Cependant, lorsqu’il s’agissait des exportations vers les États-Unis, les chiffres étaient très différents : les États-Unis ont acheté environ 190 000 appareils aux Allemands, mais ils ont acheté 1,3 million d’appareils aux Japonais. Les consommateurs américains se tournaient vers les Allemands pour les modèles les plus perfectionnés, et vers les Japonais pour les produits de qualité courante, qui étaient cependant excellents.
Dans les années 80, le Japon était devenue la locomotive de la production technologique, et il était surnommé « l’usine des États-Unis ». Les produits « Made in Japan » étaient synonymes de qualité et d’innovation, et les marques japonaises comme Sony, Panasonic et Sharp étaient des leaders dans le domaine de l’électronique. Les entreprises américaines délocalisaient massivement leur production au Japon pour profiter de son expertise technologique et de sa main-d’œuvre qualifiée.
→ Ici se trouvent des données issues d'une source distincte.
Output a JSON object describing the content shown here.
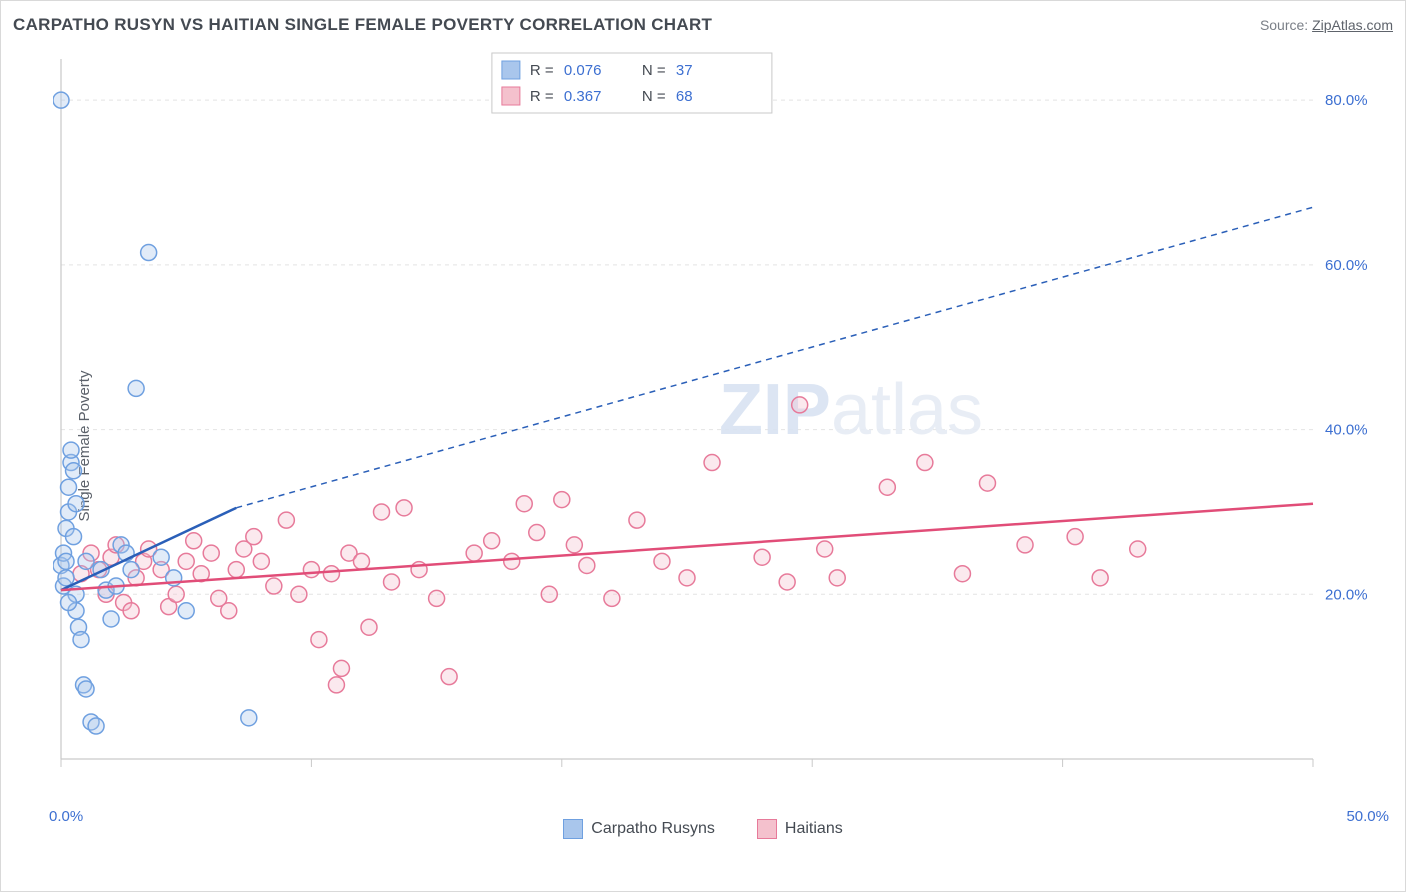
{
  "title": "CARPATHO RUSYN VS HAITIAN SINGLE FEMALE POVERTY CORRELATION CHART",
  "source_label": "Source: ",
  "source_site": "ZipAtlas.com",
  "y_axis_title": "Single Female Poverty",
  "watermark": "ZIPatlas",
  "chart": {
    "type": "scatter",
    "xlim": [
      0,
      50
    ],
    "ylim": [
      0,
      85
    ],
    "x_ticks": [
      0,
      10,
      20,
      30,
      40,
      50
    ],
    "x_tick_labels_shown": {
      "start": "0.0%",
      "end": "50.0%"
    },
    "y_grid": [
      20,
      40,
      60,
      80
    ],
    "y_tick_labels": [
      "20.0%",
      "40.0%",
      "60.0%",
      "80.0%"
    ],
    "background_color": "#ffffff",
    "grid_color": "#e4e4e4",
    "axis_color": "#c9c9c9",
    "tick_label_color": "#3c6fd1",
    "marker_radius": 8,
    "marker_fill_opacity": 0.35,
    "series": [
      {
        "name": "Carpatho Rusyns",
        "color_fill": "#a9c6ec",
        "color_stroke": "#6fa0e0",
        "R": "0.076",
        "N": "37",
        "trend": {
          "x1": 0,
          "y1": 20.5,
          "x2": 7,
          "y2": 30.5,
          "color": "#2a5fb8",
          "dash_to_x": 50,
          "dash_to_y": 67
        },
        "points": [
          [
            0.0,
            80.0
          ],
          [
            0.0,
            23.5
          ],
          [
            0.1,
            21.0
          ],
          [
            0.1,
            25.0
          ],
          [
            0.2,
            24.0
          ],
          [
            0.2,
            22.0
          ],
          [
            0.2,
            28.0
          ],
          [
            0.3,
            30.0
          ],
          [
            0.3,
            33.0
          ],
          [
            0.4,
            36.0
          ],
          [
            0.4,
            37.5
          ],
          [
            0.5,
            35.0
          ],
          [
            0.6,
            18.0
          ],
          [
            0.6,
            20.0
          ],
          [
            0.7,
            16.0
          ],
          [
            0.8,
            14.5
          ],
          [
            0.9,
            9.0
          ],
          [
            1.0,
            24.0
          ],
          [
            1.0,
            8.5
          ],
          [
            1.2,
            4.5
          ],
          [
            1.4,
            4.0
          ],
          [
            1.6,
            23.0
          ],
          [
            1.8,
            20.5
          ],
          [
            2.0,
            17.0
          ],
          [
            2.2,
            21.0
          ],
          [
            2.4,
            26.0
          ],
          [
            2.6,
            25.0
          ],
          [
            2.8,
            23.0
          ],
          [
            3.0,
            45.0
          ],
          [
            3.5,
            61.5
          ],
          [
            4.0,
            24.5
          ],
          [
            4.5,
            22.0
          ],
          [
            5.0,
            18.0
          ],
          [
            0.5,
            27.0
          ],
          [
            0.6,
            31.0
          ],
          [
            7.5,
            5.0
          ],
          [
            0.3,
            19.0
          ]
        ]
      },
      {
        "name": "Haitians",
        "color_fill": "#f4c1cd",
        "color_stroke": "#e77a9a",
        "R": "0.367",
        "N": "68",
        "trend": {
          "x1": 0,
          "y1": 20.5,
          "x2": 50,
          "y2": 31.0,
          "color": "#e14d78"
        },
        "points": [
          [
            0.8,
            22.5
          ],
          [
            1.2,
            25.0
          ],
          [
            1.5,
            23.0
          ],
          [
            1.8,
            20.0
          ],
          [
            2.0,
            24.5
          ],
          [
            2.2,
            26.0
          ],
          [
            2.5,
            19.0
          ],
          [
            2.8,
            18.0
          ],
          [
            3.0,
            22.0
          ],
          [
            3.3,
            24.0
          ],
          [
            3.5,
            25.5
          ],
          [
            4.0,
            23.0
          ],
          [
            4.3,
            18.5
          ],
          [
            4.6,
            20.0
          ],
          [
            5.0,
            24.0
          ],
          [
            5.3,
            26.5
          ],
          [
            5.6,
            22.5
          ],
          [
            6.0,
            25.0
          ],
          [
            6.3,
            19.5
          ],
          [
            6.7,
            18.0
          ],
          [
            7.0,
            23.0
          ],
          [
            7.3,
            25.5
          ],
          [
            7.7,
            27.0
          ],
          [
            8.0,
            24.0
          ],
          [
            8.5,
            21.0
          ],
          [
            9.0,
            29.0
          ],
          [
            9.5,
            20.0
          ],
          [
            10.0,
            23.0
          ],
          [
            10.3,
            14.5
          ],
          [
            10.8,
            22.5
          ],
          [
            11.2,
            11.0
          ],
          [
            11.5,
            25.0
          ],
          [
            12.0,
            24.0
          ],
          [
            12.3,
            16.0
          ],
          [
            12.8,
            30.0
          ],
          [
            13.2,
            21.5
          ],
          [
            13.7,
            30.5
          ],
          [
            14.3,
            23.0
          ],
          [
            15.0,
            19.5
          ],
          [
            15.5,
            10.0
          ],
          [
            16.5,
            25.0
          ],
          [
            17.2,
            26.5
          ],
          [
            18.0,
            24.0
          ],
          [
            18.5,
            31.0
          ],
          [
            19.0,
            27.5
          ],
          [
            19.5,
            20.0
          ],
          [
            20.0,
            31.5
          ],
          [
            20.5,
            26.0
          ],
          [
            21.0,
            23.5
          ],
          [
            22.0,
            19.5
          ],
          [
            23.0,
            29.0
          ],
          [
            24.0,
            24.0
          ],
          [
            25.0,
            22.0
          ],
          [
            26.0,
            36.0
          ],
          [
            28.0,
            24.5
          ],
          [
            29.0,
            21.5
          ],
          [
            29.5,
            43.0
          ],
          [
            30.5,
            25.5
          ],
          [
            31.0,
            22.0
          ],
          [
            33.0,
            33.0
          ],
          [
            34.5,
            36.0
          ],
          [
            36.0,
            22.5
          ],
          [
            37.0,
            33.5
          ],
          [
            38.5,
            26.0
          ],
          [
            40.5,
            27.0
          ],
          [
            41.5,
            22.0
          ],
          [
            43.0,
            25.5
          ],
          [
            11.0,
            9.0
          ]
        ]
      }
    ]
  },
  "top_legend": {
    "rows": [
      {
        "swatch_fill": "#a9c6ec",
        "swatch_stroke": "#6fa0e0",
        "r_label": "R = ",
        "r_val": "0.076",
        "n_label": "N = ",
        "n_val": "37"
      },
      {
        "swatch_fill": "#f4c1cd",
        "swatch_stroke": "#e77a9a",
        "r_label": "R = ",
        "r_val": "0.367",
        "n_label": "N = ",
        "n_val": "68"
      }
    ]
  },
  "bottom_legend": [
    {
      "fill": "#a9c6ec",
      "stroke": "#6fa0e0",
      "label": "Carpatho Rusyns"
    },
    {
      "fill": "#f4c1cd",
      "stroke": "#e77a9a",
      "label": "Haitians"
    }
  ]
}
Cependant, au fur et à mesure que le Japon s’est développé et que ses coûts de production ont augmenté, la production a commencé à se déplacer vers la Corée du Sud. À la fin des années 90 et au début des années 2000, la Corée du Sud a pris le relais et est devenue le nouveau centre de la production technologique. Des entreprises comme Samsung et LG ont émergé comme des géants de la technologie, et la Corée du Sud a commencé à produire non seulement pour les États-Unis, mais aussi pour le monde entier.
Puis, à mesure que la Corée du Sud a acquis de l’expérience et est devenue plus forte économiquement, elle a commencé à vendre des produits plus chers et à délocaliser sa production. C’est alors que la Chine est entrée en scène. Au cours des dernières décennies, la Chine est devenue l’usine du monde, produisant une grande partie de l’électronique mondiale. Des marques chinoises comme Huawei, Oppo et Xiaomi sont devenues des leaders mondiaux dans le domaine des smartphones.
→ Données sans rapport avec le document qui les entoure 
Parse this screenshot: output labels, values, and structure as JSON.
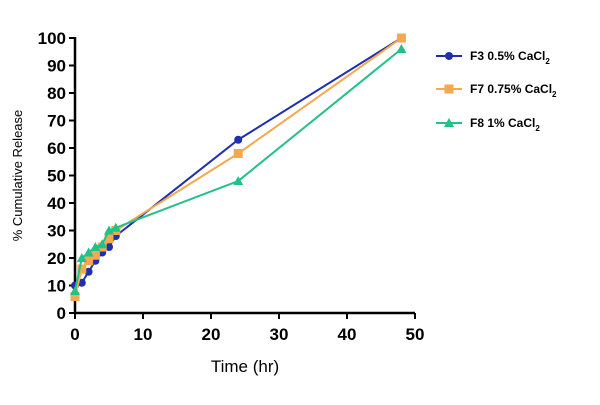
{
  "chart_data": {
    "type": "line",
    "title": "",
    "xlabel": "Time (hr)",
    "ylabel": "% Cumulative Release",
    "xlim": [
      0,
      50
    ],
    "ylim": [
      0,
      100
    ],
    "xticks": [
      0,
      10,
      20,
      30,
      40,
      50
    ],
    "yticks": [
      0,
      10,
      20,
      30,
      40,
      50,
      60,
      70,
      80,
      90,
      100
    ],
    "grid": false,
    "legend_position": "right",
    "series": [
      {
        "name": "F3 0.5% CaCl",
        "name_subscript": "2",
        "color": "#1f2fb0",
        "marker": "circle",
        "x": [
          0,
          1,
          2,
          3,
          4,
          5,
          6,
          24,
          48
        ],
        "y": [
          10,
          11,
          15,
          19,
          22,
          24,
          28,
          63,
          100
        ]
      },
      {
        "name": "F7 0.75% CaCl",
        "name_subscript": "2",
        "color": "#f5a84f",
        "marker": "square",
        "x": [
          0,
          1,
          2,
          3,
          4,
          5,
          6,
          24,
          48
        ],
        "y": [
          6,
          16,
          19,
          21,
          24,
          27,
          30,
          58,
          100
        ]
      },
      {
        "name": "F8 1% CaCl",
        "name_subscript": "2",
        "color": "#22c187",
        "marker": "triangle",
        "x": [
          0,
          1,
          2,
          3,
          4,
          5,
          6,
          24,
          48
        ],
        "y": [
          8,
          20,
          22,
          24,
          25,
          30,
          31,
          48,
          96
        ]
      }
    ]
  }
}
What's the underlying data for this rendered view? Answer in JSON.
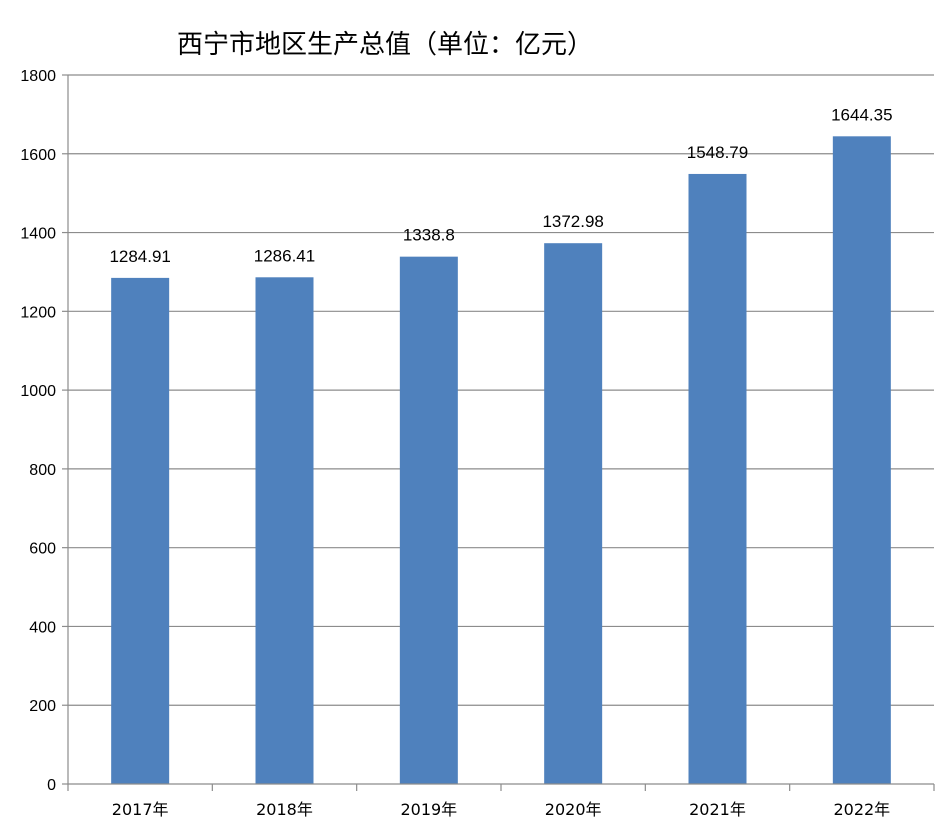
{
  "chart_data": {
    "type": "bar",
    "title": "西宁市地区生产总值（单位：亿元）",
    "categories": [
      "2017年",
      "2018年",
      "2019年",
      "2020年",
      "2021年",
      "2022年"
    ],
    "values": [
      1284.91,
      1286.41,
      1338.8,
      1372.98,
      1548.79,
      1644.35
    ],
    "data_labels": [
      "1284.91",
      "1286.41",
      "1338.8",
      "1372.98",
      "1548.79",
      "1644.35"
    ],
    "xlabel": "",
    "ylabel": "",
    "ylim": [
      0,
      1800
    ],
    "yticks": [
      0,
      200,
      400,
      600,
      800,
      1000,
      1200,
      1400,
      1600,
      1800
    ],
    "grid": true,
    "legend": "none",
    "bar_color": "#4F81BD"
  }
}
Cette évolution constante témoigne d’un cycle intéressant de transfert de connaissances et d’expertise technologique. À chaque fois, le pays qui est devenu l’usine du monde a acquis de l’expérience, a lancé ses propres marques, est devenu plus fort économiquement et a finalement délocalisé sa production, ouvrant la voie à un nouveau pays pour prendre le relais. C’est un témoignage fascinant de la façon dont l’innovation et la production technologique sont constamment en mouvement, reflétant les dynamiques économiques mondiales en constante évolution.